Speaker John Boehner (R-Ohio) has signaled support for changing the 2008 law to shorten the stays of children from countries that don’t border the U.S.
Senate Republican Leader Mitch McConnell (Ky.) on Thursday said Congress should not grant Obama money for the border emergency without insisting on policy changes.
“What he appears to be asking for is a blank check, one that would allow him to sustain his current failed policy,” McConnell said on the floor.
“He led Americans to believe that the problem can be solved if only Congress would pass his last-minute request,” he added. “But it’s not that simple. Much more needs to be done, and the president knows it.”
The White House has not offered specifics on how it would change that law, though Obama offered support for the concept during comments in Dallas on Wednesday night.
Obama said Texas Gov. Rick Perry (R) had relayed his concerns that young immigrants from Central American countries cannot be sent back to their home countries more quickly.
“I indicated to him that part of what we’re looking in the supplemental is some flexibility in terms of being able to preserve the due process rights of individuals who come in, but also to make sure that we’re sending a strong signal that they can’t simply show up at the border and automatically assume that they’re going to be absorbed,” Obama said.
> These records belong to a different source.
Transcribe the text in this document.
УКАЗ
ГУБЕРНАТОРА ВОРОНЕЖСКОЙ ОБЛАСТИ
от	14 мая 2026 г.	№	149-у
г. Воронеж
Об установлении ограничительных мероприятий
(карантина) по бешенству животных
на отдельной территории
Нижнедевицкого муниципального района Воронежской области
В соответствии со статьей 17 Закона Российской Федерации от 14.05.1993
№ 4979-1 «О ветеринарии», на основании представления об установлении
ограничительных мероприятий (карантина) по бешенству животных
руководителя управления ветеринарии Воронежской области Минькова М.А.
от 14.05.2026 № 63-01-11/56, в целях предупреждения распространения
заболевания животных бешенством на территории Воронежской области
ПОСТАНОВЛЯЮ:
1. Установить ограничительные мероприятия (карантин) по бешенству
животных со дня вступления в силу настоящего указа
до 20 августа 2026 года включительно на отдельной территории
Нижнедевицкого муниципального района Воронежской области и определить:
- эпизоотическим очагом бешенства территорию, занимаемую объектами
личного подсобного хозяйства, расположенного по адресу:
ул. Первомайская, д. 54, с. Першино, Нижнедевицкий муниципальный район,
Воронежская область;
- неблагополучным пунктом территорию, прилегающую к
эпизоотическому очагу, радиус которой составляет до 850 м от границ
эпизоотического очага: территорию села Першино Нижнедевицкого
Democrats on Tuesday voiced concerns about the changes, highlighting tensions over that request, which despite Obama’s comments is not technically a part of the administration’s supplemental request.
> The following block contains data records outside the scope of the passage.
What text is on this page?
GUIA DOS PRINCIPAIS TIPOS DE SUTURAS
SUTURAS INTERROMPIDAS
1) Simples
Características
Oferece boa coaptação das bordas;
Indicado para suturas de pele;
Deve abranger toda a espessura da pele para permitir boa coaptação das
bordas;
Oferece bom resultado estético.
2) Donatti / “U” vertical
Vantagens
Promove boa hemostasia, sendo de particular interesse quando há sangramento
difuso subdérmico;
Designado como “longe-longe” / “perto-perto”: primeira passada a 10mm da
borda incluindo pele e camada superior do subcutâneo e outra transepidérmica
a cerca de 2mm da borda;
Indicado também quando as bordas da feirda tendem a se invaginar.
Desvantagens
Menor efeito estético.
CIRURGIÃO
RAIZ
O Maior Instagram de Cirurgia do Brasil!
Reid said he would not necessarily block attempts to change the 2008 law with a policy rider attached to the emergency spending package.
“I’m not going to block anything. Let’s see what comes to the floor. I told you what my preference is,” he said. “I think there are people making a lot of excuses, as they’ve done for a year, to do something productive.”
Reid said the crisis would not have occurred if the House had passed the Senate’s comprehensive immigration reform bill, which included substantial funding increases for border security.